Oleh Fuat Anggrianto
sumber ilustrasi: sigambar.com
Bapak-bapak,
anda pasti menginginkan anak yang patuh pada orang tua, rajin beribadah, rajin
belajar, dan intinya mereka jadi anak yang baik. Orang tua mana yang tidak
menginginkan anaknya tumbuh menjadi semacam itu. Apalagi di zaman yang semodern
ini. Bukannya malah tenang kita sebagai orang tuakan jadi khawatir. Saat ini
kalau anak usis SD kelas 6 pegang smartphone itu sudah biasa. Anak usia 12
tahun punya facebook itu biasa.

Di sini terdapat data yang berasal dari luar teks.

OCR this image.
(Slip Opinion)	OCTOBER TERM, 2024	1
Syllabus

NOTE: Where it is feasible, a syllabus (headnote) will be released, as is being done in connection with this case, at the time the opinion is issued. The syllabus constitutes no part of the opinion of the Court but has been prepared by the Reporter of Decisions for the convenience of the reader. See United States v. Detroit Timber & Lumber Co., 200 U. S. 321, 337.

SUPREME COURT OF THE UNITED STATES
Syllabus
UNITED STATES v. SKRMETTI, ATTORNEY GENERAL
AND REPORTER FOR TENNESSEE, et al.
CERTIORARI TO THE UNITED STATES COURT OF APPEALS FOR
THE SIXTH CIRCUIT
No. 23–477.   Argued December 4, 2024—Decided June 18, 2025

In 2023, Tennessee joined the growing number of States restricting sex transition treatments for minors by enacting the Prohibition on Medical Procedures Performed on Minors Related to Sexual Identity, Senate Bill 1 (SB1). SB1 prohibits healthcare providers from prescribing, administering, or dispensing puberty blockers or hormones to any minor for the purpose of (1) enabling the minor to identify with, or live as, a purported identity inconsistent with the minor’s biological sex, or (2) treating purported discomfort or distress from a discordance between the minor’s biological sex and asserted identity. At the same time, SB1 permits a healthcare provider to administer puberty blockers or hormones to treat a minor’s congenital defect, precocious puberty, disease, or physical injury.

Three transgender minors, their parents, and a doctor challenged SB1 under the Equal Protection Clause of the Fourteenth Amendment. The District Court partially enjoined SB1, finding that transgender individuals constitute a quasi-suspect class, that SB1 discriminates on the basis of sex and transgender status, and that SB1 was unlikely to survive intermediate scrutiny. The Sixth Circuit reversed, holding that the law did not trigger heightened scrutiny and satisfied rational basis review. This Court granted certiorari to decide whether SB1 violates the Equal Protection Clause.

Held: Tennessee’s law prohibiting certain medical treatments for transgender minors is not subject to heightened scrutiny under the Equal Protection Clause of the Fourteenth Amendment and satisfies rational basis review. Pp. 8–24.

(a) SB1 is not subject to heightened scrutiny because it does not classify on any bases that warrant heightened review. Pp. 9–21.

Anak SMP usia 13 tahun punya instagram itu juga
biasa. Anak SD kelas 4 naik motor itu juga sudah banyak. Anak SMP kelas 9 yang
sudah hamil duluan itu juga sangat buanyak.
Ibu-ibu,
anda pasti khawatir jika anak anda menyalahgunakan segala fasilitas yang telah
anda berikan kan? Padahal niat kita sebagai orang tua untuk mendukung anak. Kita
tidak ingin anak kita jauh tertinggal dengan yang lain. Kita juga tidak ingin
pula anak kita susah karena cukup kita saja yang susah pada zaman dulu. Tapi jika
anak kita belikan motor, tapi akhirnya pulang sekolah mereka malah keluyuran,
pulang malam, dan main tak jelas, apa tidak membuat kita jadi khawatir. Kalau kita
belikan smartphone untuk mudah berkomunikasi dengan kita dan teman mereka tapi
ternyata digunakan untuk melihat konten-konten YANG
DIINGINKAN, tentu kita khawatir.
Kalau
zaman dahulu anak cenderung patuh pada
orang tua karena mereka tidak terinfeksi virus-virus dari televisi dan
internet. Ke sawah, cari kayu bakar, jalan kaki itu sudah biasa bagi anak dulu.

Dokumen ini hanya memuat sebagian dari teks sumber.